What happens to electrons when they do work across a component in a circuit? When a current flows through a component such as a lightbulb, how is work done?
I was thinking it was the speed of the electrons and that after a current goes through a lightbulb the electrons in the circuit would lose some kinetic energy, but drift velocity is dependent on current.
How is the potential energy of the electrons used up in a circuit?
 A: Work is a force applied over a distance. So when charges move through an E field the field exerts a force while the charge moves over a distance, thus doing work. This is quantified by $\vec E \cdot \vec J$ which gives the power density at any location, which is the rate of doing work per unit volume.
The kinetic energy of the electrons is rarely relevant.  The electrons do not carry energy through the circuit, the fields carry the energy. This is described quantitatively by Poynting’s theorem. The role of the charges is to set up the fields and to allow the transfer of energy between the fields and the matter through $\vec E \cdot \vec J$
A: If you wish to think about electrons traveling through a circuit then you should use  $V=IR$, where $V$ is the potential, $I$ is the current and $R$ is the resistance.

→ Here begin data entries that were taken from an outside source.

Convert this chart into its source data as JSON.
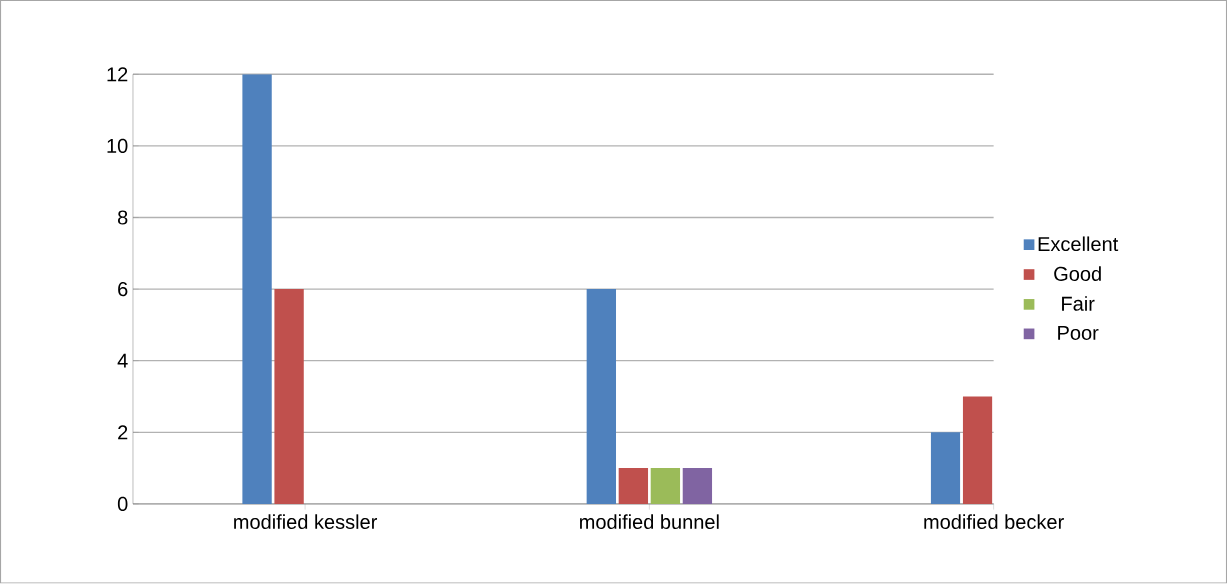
{
  "chart_data": {
    "type": "bar",
    "categories": [
      "modified kessler",
      "modified bunnel",
      "modified becker"
    ],
    "series": [
      {
        "name": "Excellent",
        "color": "#4f81bd",
        "values": [
          12,
          6,
          2
        ]
      },
      {
        "name": "Good",
        "color": "#c0504d",
        "values": [
          6,
          1,
          3
        ]
      },
      {
        "name": "Fair",
        "color": "#9bbb59",
        "values": [
          0,
          1,
          0
        ]
      },
      {
        "name": "Poor",
        "color": "#8064a2",
        "values": [
          0,
          1,
          null
        ]
      }
    ],
    "ylim": [
      0,
      12
    ],
    "yticks": [
      0,
      2,
      4,
      6,
      8,
      10,
      12
    ],
    "grid": "y",
    "legend": "right"
  }
}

When you place a component, such as a flashlight bulb, into the circuit you increase the resistance.  Since the voltage (potential) stays the same, the current must decrease.  Yes, the current is constant throughout the circuit, but the current after the flashlight bulb is introduced is reduced throughout the circuit.  In this way you can see that as energy is used to light the bulb, the flow of electrons decreases.  Note:  with no component, you have a short circuit and current races through the wires of the circuit generally creating a dangerous situation.  As you add more components in series (along the same line) the current further decreases with each additional component with the total resistance being the sum of all the individual component's resistances.